In Aleppo, Douma and elsewhere, the regime forces besieged rebel-held areas, reducing off meals and medication provides, and proceeded to bomb them till armed opposition teams surrendered.
Russia additionally negotiated ceasefires and offers for the give up of rebel-held cities and cities, reminiscent of Douma in 2018.
Ahmed Taha was among the many rebels there who agreed to give up in trade for protected passage out of the town following a five-year siege by the Syrian military.
He returned to Douma in December as part of the insurgent offensive led by the Islamist group Hayat Tahrir al-Sham (HTS) and its chief Ahmed al-Sharaa.
“We’re again dwelling regardless of Russia, regardless of the regime and all those that supported it,” says Taha.
He has little doubt the Russians ought to depart: “For us, Russia is an enemy.”
It is a sentiment echoed by many individuals we converse to.
Even leaders of Syria’s Christian communities, who Russia vowed to guard, say they’d little assist from Moscow.
In Bab Touma, the traditional Christian quarter of Damascus, the Patriarch of the Syriac Orthodox Church says: “We didn’t have the expertise of Russia or anyone else from the surface world defending us.”
“The Russians have been right here for their very own advantages and objectives,” Ignatius Aphrem II tells the BBC.
Different Syrian Christians have been much less diplomatic.
“Once they got here at first, they stated: ‘We got here right here that will help you,'” says a person known as Assad. “However as a substitute of serving to us, they destroyed Syria much more.”
Sharaa, now Syria’s de facto chief, stated in a BBC interview last month that he would not rule out permitting the Russians to remain, and he described relations between the 2 nations as “strategic”.
Moscow seized on his phrases, with international minister Lavrov agreeing Russia “had a lot in widespread with our Syrian buddies”.

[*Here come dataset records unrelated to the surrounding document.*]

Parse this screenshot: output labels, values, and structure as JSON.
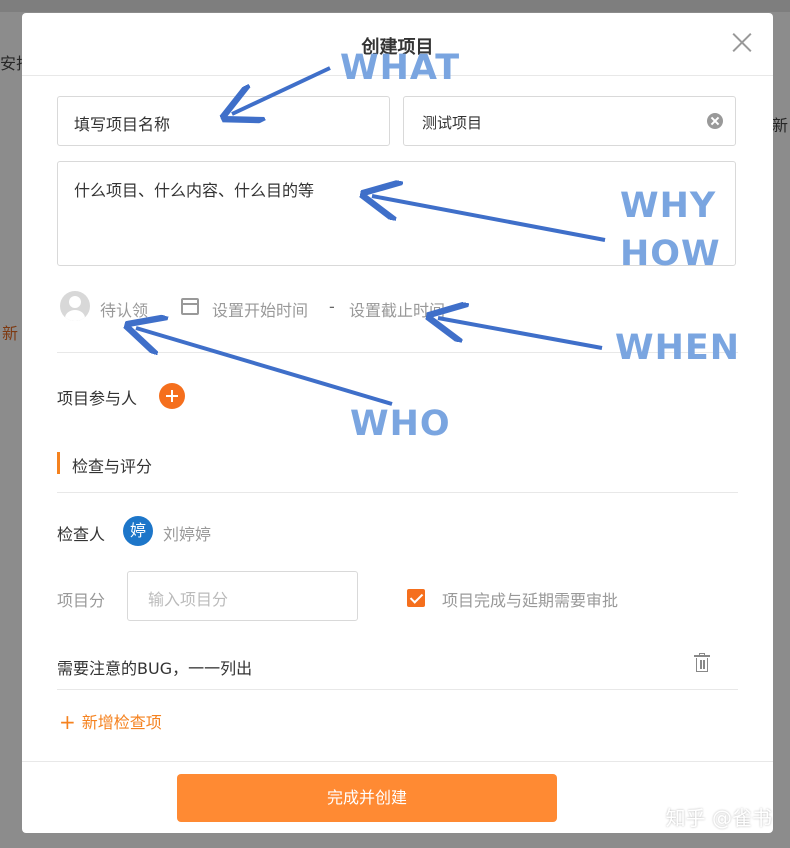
{
  "background": {
    "left_text": "安排",
    "new_text": "新",
    "right_text": "新"
  },
  "modal": {
    "title": "创建项目",
    "name_input_value": "填写项目名称",
    "category_value": "测试项目",
    "description_value": "什么项目、什么内容、什么目的等",
    "assignee_placeholder": "待认领",
    "start_time_placeholder": "设置开始时间",
    "time_separator": "-",
    "end_time_placeholder": "设置截止时间",
    "participants_label": "项目参与人",
    "section_title": "检查与评分",
    "checker_label": "检查人",
    "checker_avatar_char": "婷",
    "checker_name": "刘婷婷",
    "score_label": "项目分",
    "score_placeholder": "输入项目分",
    "approval_checkbox_label": "项目完成与延期需要审批",
    "approval_checked": true,
    "check_items": [
      "需要注意的BUG，一一列出"
    ],
    "add_check_label": "新增检查项",
    "submit_label": "完成并创建"
  },
  "annotations": {
    "what": "WHAT",
    "why": "WHY",
    "how": "HOW",
    "when": "WHEN",
    "who": "WHO",
    "color": "#3f6fc9"
  },
  "watermark": "知乎 @雀书",
  "colors": {
    "accent": "#ff8a33",
    "checker_avatar": "#1d76c9"
  }
}
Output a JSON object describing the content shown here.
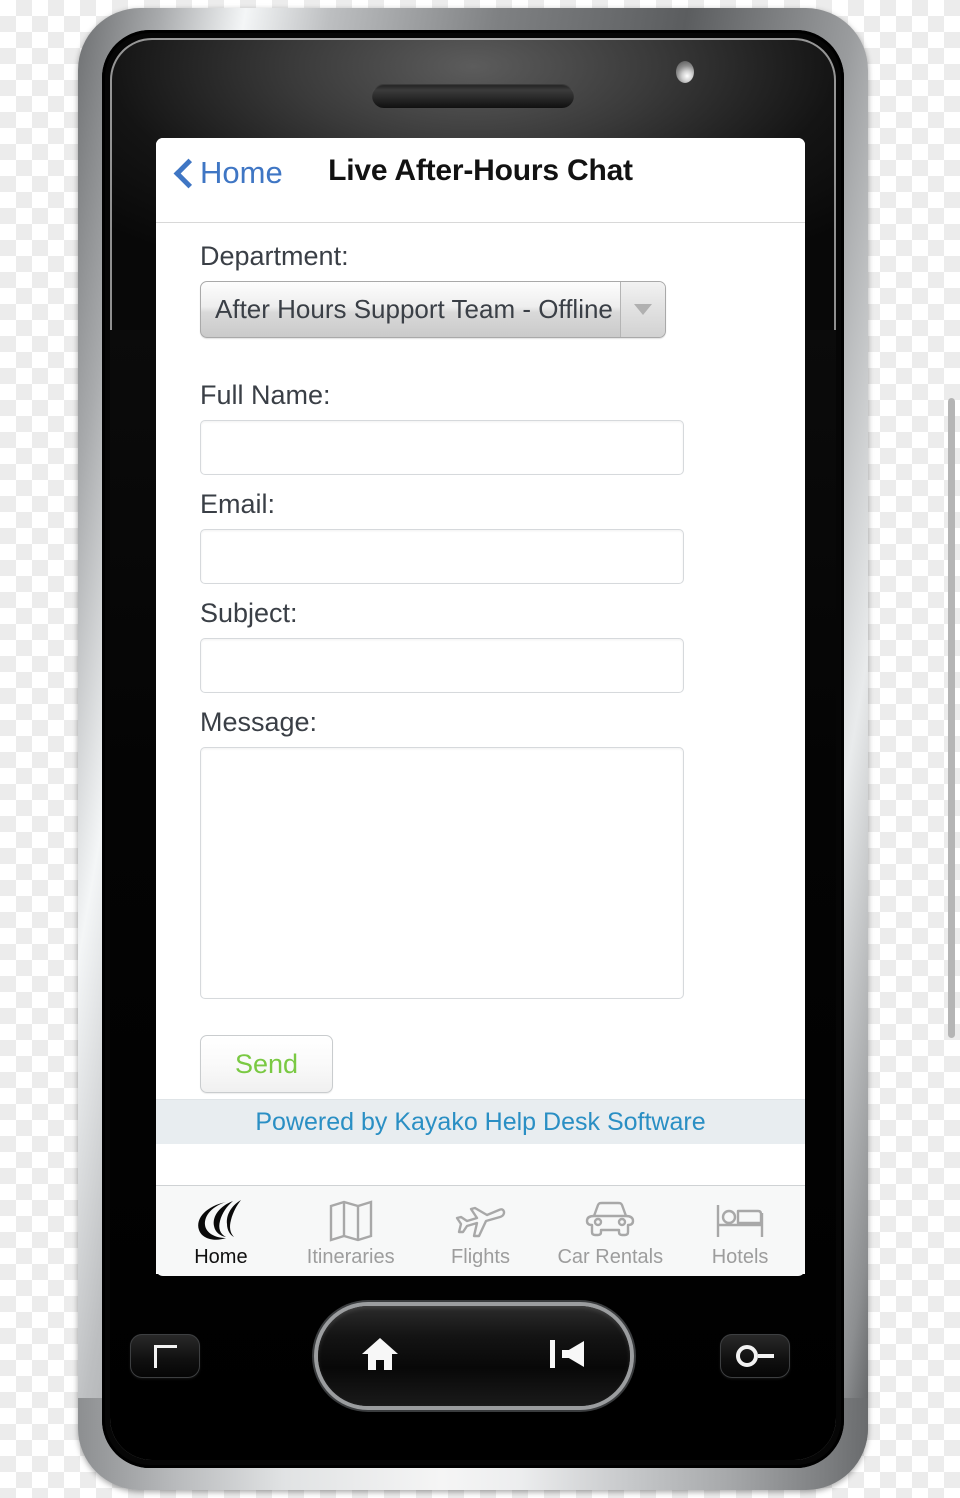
{
  "device": {
    "name": "smartphone-mockup",
    "earpiece": "earpiece-speaker",
    "camera": "front-camera-icon",
    "hardware_buttons": [
      {
        "name": "menu-button",
        "icon": "corner-bracket-icon"
      },
      {
        "name": "home-button",
        "icon": "home-icon"
      },
      {
        "name": "back-button",
        "icon": "back-arrow-icon"
      },
      {
        "name": "search-button",
        "icon": "key-icon"
      }
    ]
  },
  "nav": {
    "back_label": "Home",
    "back_icon": "chevron-left-icon",
    "title": "Live After-Hours Chat",
    "link_color": "#3f76c4"
  },
  "form": {
    "department": {
      "label": "Department:",
      "selected": "After Hours Support Team - Offline",
      "arrow_icon": "chevron-down-icon"
    },
    "fields": [
      {
        "name": "full-name",
        "label": "Full Name:",
        "value": "",
        "placeholder": ""
      },
      {
        "name": "email",
        "label": "Email:",
        "value": "",
        "placeholder": ""
      },
      {
        "name": "subject",
        "label": "Subject:",
        "value": "",
        "placeholder": ""
      }
    ],
    "message": {
      "label": "Message:",
      "value": "",
      "placeholder": ""
    },
    "send_label": "Send",
    "send_color": "#7ac943"
  },
  "footer": {
    "powered_text": "Powered by Kayako Help Desk Software",
    "link_color": "#2a8fc4",
    "band_color": "#e8edf0"
  },
  "tabs": [
    {
      "label": "Home",
      "icon": "swoosh-logo-icon",
      "active": true
    },
    {
      "label": "Itineraries",
      "icon": "map-icon",
      "active": false
    },
    {
      "label": "Flights",
      "icon": "airplane-icon",
      "active": false
    },
    {
      "label": "Car Rentals",
      "icon": "car-icon",
      "active": false
    },
    {
      "label": "Hotels",
      "icon": "bed-icon",
      "active": false
    }
  ]
}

However untangling the ties in a post-Assad future might not be simple.
Rebuilding Syria’s army would require both a very new begin or a continued reliance on Russian provides, which might imply no less than some sort of relationship between the 2 nations, says Turki al-Hassan, a defence analyst and retired Syrian military common.
Syria’s army cooperation with Moscow predates the Assad regime, Hassan says. Just about all of the tools it has was produced by the Soviet Union or Russia, he explains.

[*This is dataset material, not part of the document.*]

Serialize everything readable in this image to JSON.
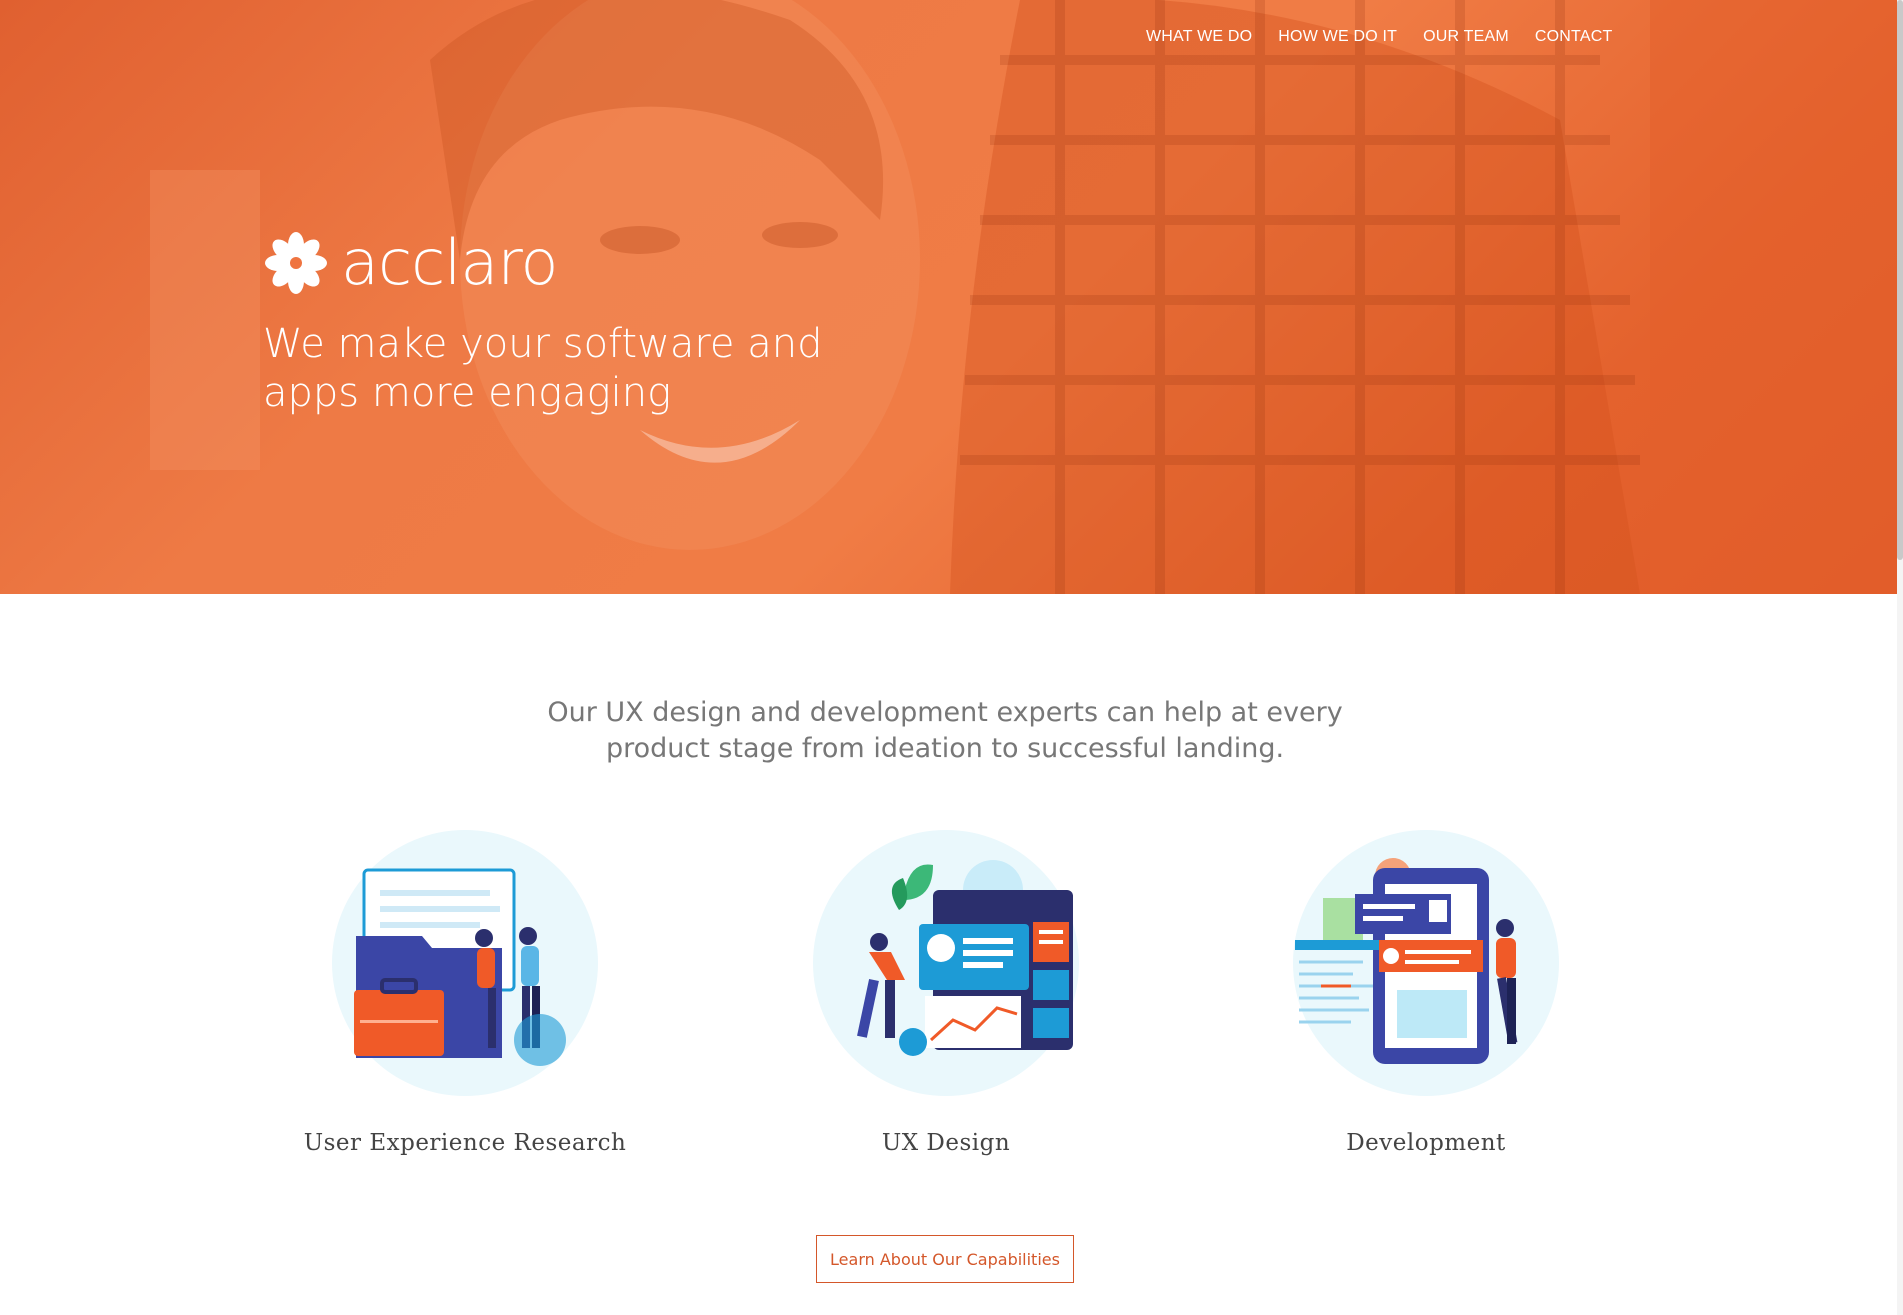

“From its inception, the Syrian military has been armed with Japanese Bloc weapons.”
Between 1956 and 1991 Syria acquired some 5,000 tanks, 1,200 fighter plane, 70 ships and lots of different techniques and weapons from Moscow price over $26bn (£21bn), in keeping with Russian estimates.

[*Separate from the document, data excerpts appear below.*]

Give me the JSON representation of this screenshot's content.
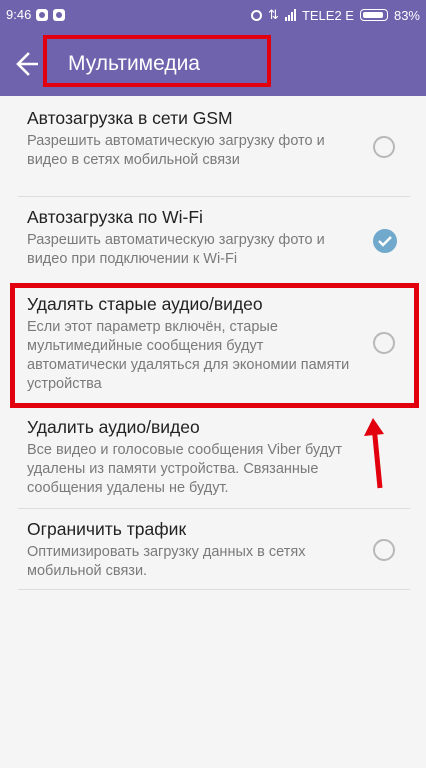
{
  "status_bar": {
    "time": "9:46",
    "carrier": "TELE2 E",
    "battery": "83%",
    "battery_level": 0.83,
    "left_icons": [
      "viber-notification-icon",
      "viber-notification-icon"
    ],
    "right_icons": [
      "alarm-icon",
      "data-transfer-icon",
      "signal-icon",
      "battery-icon"
    ]
  },
  "toolbar": {
    "title": "Мультимедиа",
    "back_icon": "arrow-left-icon",
    "background": "#6f63ad"
  },
  "settings": [
    {
      "title": "Автозагрузка в сети GSM",
      "description": "Разрешить автоматическую загрузку фото и видео в сетях мобильной связи",
      "control": "radio",
      "checked": false
    },
    {
      "title": "Автозагрузка по Wi-Fi",
      "description": "Разрешить автоматическую загрузку фото и видео при подключении к Wi-Fi",
      "control": "radio",
      "checked": true
    },
    {
      "title": "Удалять старые аудио/видео",
      "description": "Если этот параметр включён, старые мультимедийные сообщения будут автоматически удаляться для экономии памяти устройства",
      "control": "radio",
      "checked": false
    },
    {
      "title": "Удалить аудио/видео",
      "description": "Все видео и голосовые сообщения Viber будут удалены из памяти устройства. Связанные сообщения удалены не будут.",
      "control": "none"
    },
    {
      "title": "Ограничить трафик",
      "description": "Оптимизировать загрузку данных в сетях мобильной связи.",
      "control": "radio",
      "checked": false
    }
  ],
  "annotations": {
    "highlight_color": "#e3000e"
  }
}
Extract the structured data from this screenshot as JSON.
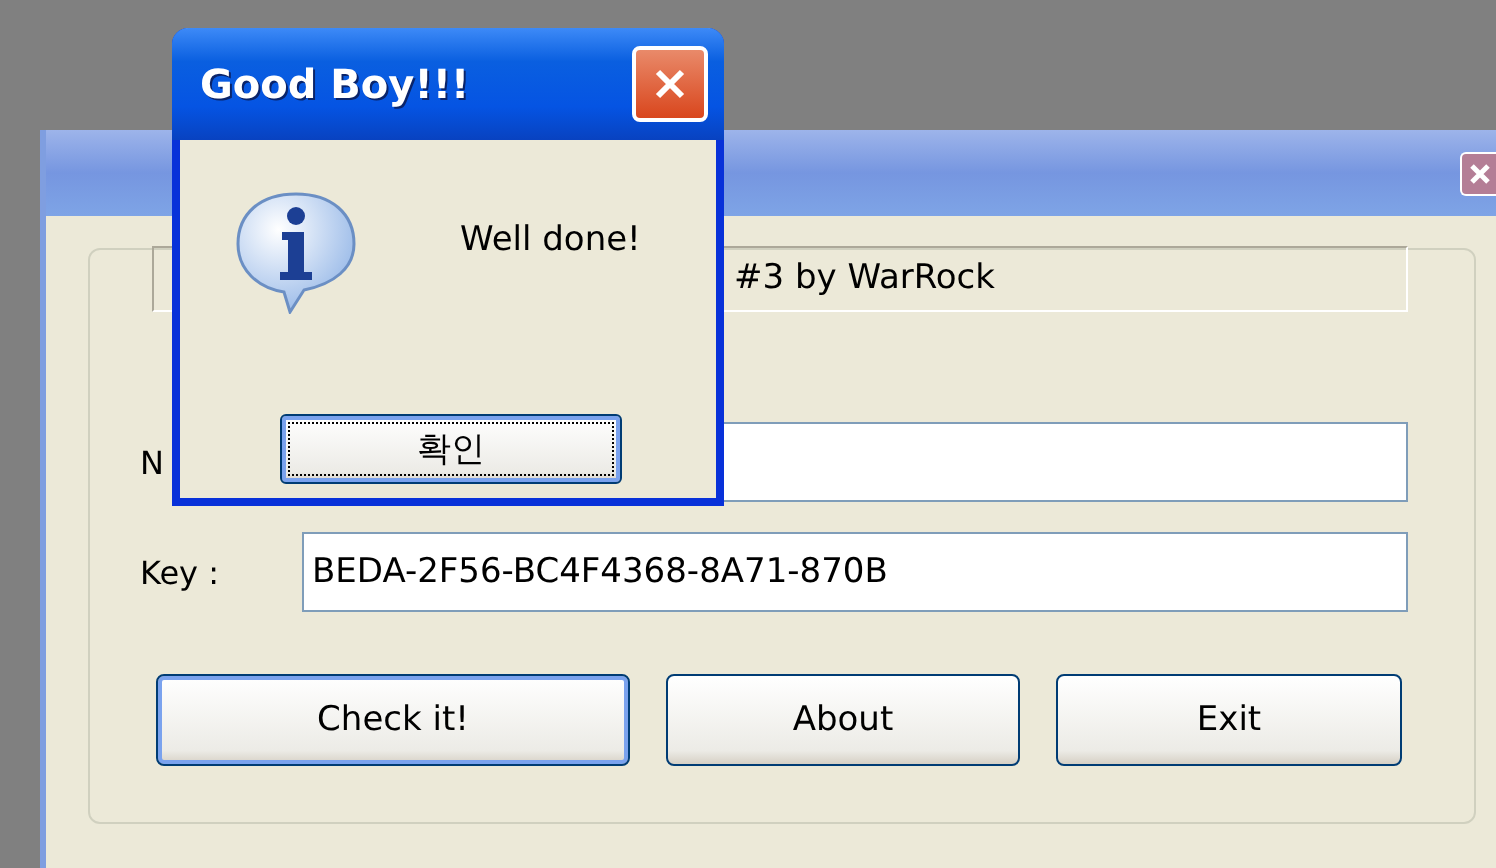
{
  "main_window": {
    "header_text": "#3 by WarRock",
    "fields": [
      {
        "label": "N"
      },
      {
        "label": "Key :",
        "value": "BEDA-2F56-BC4F4368-8A71-870B"
      }
    ],
    "buttons": [
      {
        "label": "Check it!",
        "selected": true
      },
      {
        "label": "About",
        "selected": false
      },
      {
        "label": "Exit",
        "selected": false
      }
    ]
  },
  "dialog": {
    "title": "Good Boy!!!",
    "message": "Well done!",
    "button": "확인"
  }
}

Plenty of this was in assist of Syria’s wars with Israel, which has largely outlined the nation’s international coverage because it gained independence from France in 1946.
Greater than half of that sum was left unpaid when the Soviet Union collapsed however in 2005 president Putin wrote off 73% of the debt.
For now, Russian officers have taken a conciliatory however cautious method in the direction of the interim rulers who toppled Russia’s long-standing ally.
Vassily Nebenzia, Moscow’s UN envoy, stated latest occasions had marked a brand new part within the historical past of what he known as “brotherly Syrian folks”. He stated Russia would offer each humanitarian assist and assist for reconstruction to permit Syrian refugees to return dwelling.